Y’all, it’s finally naptime. I woke up this morning wondering if I was sick; my body was achy and I was fatigued. J was in my bed at the actual crack of dawn, one weak sunbeam pouring through the crack in my curtains. He was soon followed by EK, who joined the Netflix-on-Mom’s-phone party, but at that point there were too many people in the bed. After sending them downstairs with a one-ton container of grapes, I crawled back in the bed to see if I could snooze.
It didn’t get better from there.
I’ve been on edge, grumpy, and just plain yuck all day. The big kids haven’t been much better, having gotten up so early. They haven’t eaten well, or played well together, which recently hasn’t been a problem. The baby was his usual bright self, but with 3x the normal number of poops and a mad diaper rash at the end of them.
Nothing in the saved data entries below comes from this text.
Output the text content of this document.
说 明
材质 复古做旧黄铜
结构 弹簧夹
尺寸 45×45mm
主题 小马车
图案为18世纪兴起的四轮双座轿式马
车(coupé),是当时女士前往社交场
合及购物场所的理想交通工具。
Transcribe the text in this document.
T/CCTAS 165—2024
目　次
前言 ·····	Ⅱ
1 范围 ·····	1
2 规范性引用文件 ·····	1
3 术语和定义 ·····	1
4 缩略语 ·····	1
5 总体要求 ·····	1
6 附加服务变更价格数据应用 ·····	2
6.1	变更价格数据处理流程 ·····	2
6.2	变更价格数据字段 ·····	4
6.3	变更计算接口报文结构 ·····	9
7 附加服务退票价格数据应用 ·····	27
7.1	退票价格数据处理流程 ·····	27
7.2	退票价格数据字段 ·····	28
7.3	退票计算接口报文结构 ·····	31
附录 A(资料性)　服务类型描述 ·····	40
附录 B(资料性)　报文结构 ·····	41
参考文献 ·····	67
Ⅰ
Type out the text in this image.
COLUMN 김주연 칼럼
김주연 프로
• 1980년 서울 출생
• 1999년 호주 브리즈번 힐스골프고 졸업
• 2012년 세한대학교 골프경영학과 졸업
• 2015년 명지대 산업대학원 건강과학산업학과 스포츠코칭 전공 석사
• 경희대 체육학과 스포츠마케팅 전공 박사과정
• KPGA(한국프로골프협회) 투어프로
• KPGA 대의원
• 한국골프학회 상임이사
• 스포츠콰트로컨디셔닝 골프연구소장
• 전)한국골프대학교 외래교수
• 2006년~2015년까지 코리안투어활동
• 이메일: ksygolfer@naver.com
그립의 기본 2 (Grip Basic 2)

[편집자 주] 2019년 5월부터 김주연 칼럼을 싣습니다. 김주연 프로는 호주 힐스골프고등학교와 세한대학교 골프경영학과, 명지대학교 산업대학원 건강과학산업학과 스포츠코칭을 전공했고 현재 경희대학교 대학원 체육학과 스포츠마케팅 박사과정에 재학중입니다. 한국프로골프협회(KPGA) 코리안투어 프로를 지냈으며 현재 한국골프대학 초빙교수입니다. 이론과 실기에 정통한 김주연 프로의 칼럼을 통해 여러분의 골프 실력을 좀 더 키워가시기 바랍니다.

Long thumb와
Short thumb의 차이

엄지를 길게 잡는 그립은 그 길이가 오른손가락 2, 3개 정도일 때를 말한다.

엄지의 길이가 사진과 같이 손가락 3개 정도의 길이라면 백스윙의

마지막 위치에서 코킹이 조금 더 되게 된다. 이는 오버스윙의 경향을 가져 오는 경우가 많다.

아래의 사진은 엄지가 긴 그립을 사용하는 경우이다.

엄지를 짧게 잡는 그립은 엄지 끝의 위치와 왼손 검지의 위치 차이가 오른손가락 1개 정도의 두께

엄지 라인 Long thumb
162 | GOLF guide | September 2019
In short, it’s a proverbial Monday.
People always talk about how Monday is the worst. The weekend is over, the workplace is full of grumpy people, the students are tired, the joy and freedom of being unscheduled and just having fun has worn off. But for my family, Monday is usually the best. Hubby and I never work on Mondays. The kids don’t have preschool, and so we try to make it a family fun day. We have lunch out. We go to the park. We watch a movie together. Whatever it looks like, we try to have fun together since there’s no agenda. But not today.
Monday jumped up and bit us all in the ass.
So now, in a blessed moment of quiet, Hubby is doing some dinner prep, and I’m sipping hot tea and writing. To pour out the words somehow gives my feelings a bit of validation, but it also begins to wash those feelings away. Giving myself an opportunity to complain a little can be the start to eradicating the bad feelings. Just need to get out of my own head, realize it’s my attitude (well, and the kids’) that’s causing most of the problems, and pull my bootstraps up to a different mindset.